Beauty in art is only practicable or acceptable for a given period of
evolutionary time - in other words, until such time as men turn away from
emotions towards the cultivation of awareness through one or another degree of
transcendentalism. Art then becomes a
matter of Truth, a mode of intimating of Absolute Truth in the interests of
increased awareness. We don't want
positive sensations from art in a developing transcendental age but, au contraire,
something that encourages us to transcend emotions through passive
contemplation, something, in short, that negates or stills emotions in
deference to the spirit.
EDWIN: Yet not all
twentieth-century art does so. After
all, there is a fair amount of ugly or anti-beauty art around, while some of it
still appeals to our aesthetic sense.
TONY: That's true, and
as far as the latter kind of art is concerned I have nothing to say, preferring
not to lose my cool! But ugly art, as
you call it, is certainly an important aspect of modern art, reflecting the
fact that contemporary man is at a further remove from the Beautiful, regarded
as an abstract virtue, than were the ancients or, for that matter, his
nineteenth-century predecessors, and is more disposed, in consequence, either
to interpret beauty in a relatively ugly way or to consciously turn against it
in a determined attempt to undermine and slander it. I suspect that most petty-bourgeois artists
who create a relatively ugly art are really interpreting the Beautiful in their
own rather modernist way, and so extending the aesthetic tradition into
increasingly rarefied regions of Being which, in some people's minds, may seem
inseparable from ugliness. I don't think
we need criticize such artists for having a different concept of beauty than
the ancients or their bourgeois and/or aristocratic predecessors. Yet, regardless of their respective
intentions, the art they are producing will be on a lower level, in my opinion,
than that which is being produced in the realm of transcendentalism, or an art
exclusively concerned with Truth and, as a corollary of this, the cultivation
of greater degrees of awareness in the public at large.
EDWIN: So a distinction
exists between 'emotional art', irrespective of the quality or type of emotions
it encourages, and 'awareness art', which, by contrast, is the truly modern
art.
TONY: 'Feeling art' is
never absolute, nor, for that matter, is most 'awareness art' completely
detached from feeling-engendering qualities, as we discover when we respond to,
say, a Neo-Plastic work as though it were intended to reflect a higher concept
of the Beautiful.
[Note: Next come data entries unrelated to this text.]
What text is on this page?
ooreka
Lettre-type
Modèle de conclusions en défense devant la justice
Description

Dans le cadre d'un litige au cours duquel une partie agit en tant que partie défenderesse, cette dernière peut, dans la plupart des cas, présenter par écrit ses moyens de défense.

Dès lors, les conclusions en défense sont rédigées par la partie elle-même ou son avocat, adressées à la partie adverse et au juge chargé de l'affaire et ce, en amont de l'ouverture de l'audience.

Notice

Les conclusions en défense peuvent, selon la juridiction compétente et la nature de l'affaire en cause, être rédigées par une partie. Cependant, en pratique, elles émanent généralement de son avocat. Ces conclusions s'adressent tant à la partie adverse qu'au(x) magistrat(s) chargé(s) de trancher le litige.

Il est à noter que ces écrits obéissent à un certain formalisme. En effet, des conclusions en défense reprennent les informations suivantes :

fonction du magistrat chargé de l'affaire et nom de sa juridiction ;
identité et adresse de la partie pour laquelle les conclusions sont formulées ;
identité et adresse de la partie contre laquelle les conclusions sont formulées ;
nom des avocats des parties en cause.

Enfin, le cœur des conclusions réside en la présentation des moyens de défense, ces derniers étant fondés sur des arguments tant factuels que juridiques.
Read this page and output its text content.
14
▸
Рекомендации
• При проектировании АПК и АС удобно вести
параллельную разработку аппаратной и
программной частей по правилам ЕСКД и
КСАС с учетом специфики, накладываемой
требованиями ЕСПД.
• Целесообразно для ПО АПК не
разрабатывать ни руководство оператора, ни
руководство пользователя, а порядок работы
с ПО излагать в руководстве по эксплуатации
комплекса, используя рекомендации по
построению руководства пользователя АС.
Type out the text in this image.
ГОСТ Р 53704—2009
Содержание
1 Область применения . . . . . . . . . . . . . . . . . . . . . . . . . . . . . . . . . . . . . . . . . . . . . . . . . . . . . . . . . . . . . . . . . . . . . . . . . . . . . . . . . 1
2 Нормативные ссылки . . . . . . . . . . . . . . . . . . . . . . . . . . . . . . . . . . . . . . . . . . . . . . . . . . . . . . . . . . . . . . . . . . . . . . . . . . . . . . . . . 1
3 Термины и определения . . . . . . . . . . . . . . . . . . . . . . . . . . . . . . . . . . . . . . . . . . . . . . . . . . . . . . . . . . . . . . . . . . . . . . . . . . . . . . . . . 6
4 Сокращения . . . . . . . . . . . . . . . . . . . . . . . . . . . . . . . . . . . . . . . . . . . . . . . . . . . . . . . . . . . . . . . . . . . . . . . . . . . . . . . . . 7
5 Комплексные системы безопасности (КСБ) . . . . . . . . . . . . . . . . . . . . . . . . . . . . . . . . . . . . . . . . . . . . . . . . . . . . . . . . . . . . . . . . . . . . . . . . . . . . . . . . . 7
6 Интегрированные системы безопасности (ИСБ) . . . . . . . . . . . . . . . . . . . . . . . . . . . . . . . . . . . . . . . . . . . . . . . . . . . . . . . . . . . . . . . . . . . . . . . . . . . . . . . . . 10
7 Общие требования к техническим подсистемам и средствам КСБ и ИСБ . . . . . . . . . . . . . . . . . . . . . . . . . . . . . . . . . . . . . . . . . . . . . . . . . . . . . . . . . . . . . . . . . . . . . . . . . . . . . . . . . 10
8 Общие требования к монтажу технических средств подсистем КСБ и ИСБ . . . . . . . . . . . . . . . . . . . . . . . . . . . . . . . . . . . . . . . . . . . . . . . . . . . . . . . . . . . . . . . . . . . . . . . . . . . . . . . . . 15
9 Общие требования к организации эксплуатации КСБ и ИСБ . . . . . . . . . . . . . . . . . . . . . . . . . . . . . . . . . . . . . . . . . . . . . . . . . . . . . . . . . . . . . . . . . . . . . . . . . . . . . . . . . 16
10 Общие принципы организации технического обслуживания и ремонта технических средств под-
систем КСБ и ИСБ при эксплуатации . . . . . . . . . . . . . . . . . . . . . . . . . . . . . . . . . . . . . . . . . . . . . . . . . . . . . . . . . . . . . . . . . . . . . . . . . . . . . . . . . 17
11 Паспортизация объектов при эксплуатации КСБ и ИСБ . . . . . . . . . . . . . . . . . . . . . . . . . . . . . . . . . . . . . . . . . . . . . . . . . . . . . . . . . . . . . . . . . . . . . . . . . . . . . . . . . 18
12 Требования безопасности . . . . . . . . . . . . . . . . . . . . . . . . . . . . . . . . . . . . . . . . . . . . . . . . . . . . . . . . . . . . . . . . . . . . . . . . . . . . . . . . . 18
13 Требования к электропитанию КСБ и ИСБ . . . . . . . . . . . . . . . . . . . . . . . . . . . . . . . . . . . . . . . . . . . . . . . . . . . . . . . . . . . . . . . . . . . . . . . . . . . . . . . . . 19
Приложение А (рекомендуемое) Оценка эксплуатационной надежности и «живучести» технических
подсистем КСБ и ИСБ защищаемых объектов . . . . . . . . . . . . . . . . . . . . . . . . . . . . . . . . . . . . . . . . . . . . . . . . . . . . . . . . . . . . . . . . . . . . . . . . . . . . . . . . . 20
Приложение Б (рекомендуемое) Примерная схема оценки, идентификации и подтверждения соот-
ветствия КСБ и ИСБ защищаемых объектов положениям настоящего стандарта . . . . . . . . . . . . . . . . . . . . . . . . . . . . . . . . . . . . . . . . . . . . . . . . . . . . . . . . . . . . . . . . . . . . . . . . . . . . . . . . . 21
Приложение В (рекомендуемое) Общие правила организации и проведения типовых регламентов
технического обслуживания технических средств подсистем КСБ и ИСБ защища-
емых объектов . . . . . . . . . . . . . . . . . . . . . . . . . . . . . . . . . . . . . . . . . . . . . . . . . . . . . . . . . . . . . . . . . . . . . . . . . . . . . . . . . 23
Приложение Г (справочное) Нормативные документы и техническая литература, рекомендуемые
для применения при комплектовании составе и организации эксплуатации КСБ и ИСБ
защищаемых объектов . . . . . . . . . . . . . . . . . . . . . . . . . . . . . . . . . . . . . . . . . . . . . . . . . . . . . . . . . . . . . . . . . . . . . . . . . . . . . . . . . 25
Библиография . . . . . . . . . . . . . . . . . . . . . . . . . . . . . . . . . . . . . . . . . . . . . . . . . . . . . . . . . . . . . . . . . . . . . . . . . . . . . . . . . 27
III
But to the extent that
a distinction of sorts does in fact exist between them, then yes - aesthetic
art pertains, even when only tenuously beautiful, to the tradition, whereas
'awareness art' pertains to what is truly modern, as signifying a post-atomic
bias for electron freedom. One could
speak of materialistic art on the one hand and of idealistic art on the other -
a distinction extending across the entire spectrum of petty-bourgeois
creativity and even into the, by comparison, nominally proletarian realms of
light art and holography. From a
proton/bound-electron distinction in atomic art, we progress towards a
quasi-electron/free-electron distinction on the post-atomic levels of much
twentieth-century art. From works in the
former contexts that directly appeal to the emotions and indirectly to
awareness ... towards works in the latter contexts that indirectly appeal to
the emotions and directly to awareness.
EDWIN: You are
alluding, I presume, to works, in the former contexts, of concrete beauty and
concrete truth respectively, but to works, in the latter contexts, of abstract
beauty and abstract truth respectively.
TONY: To be sure, and to works, in the latter contexts, of
abstract beauty that may well appear ugly and give rise, in consequence, to
less than positive emotions! Perhaps
they are a better incentive than more concrete works to our turning away from
emotions and embracing awareness instead?
I, at any rate, have always found so, which is why I prefer them to more
traditionally aesthetic works, despite the difference in quality of the
emotions engendered. Even a negative,
indirect incentive to awareness is preferable to no incentive at all!
EDWIN: Ah, I'm almost
afraid that I shall have to agree with you, incorrigible aesthete that I am!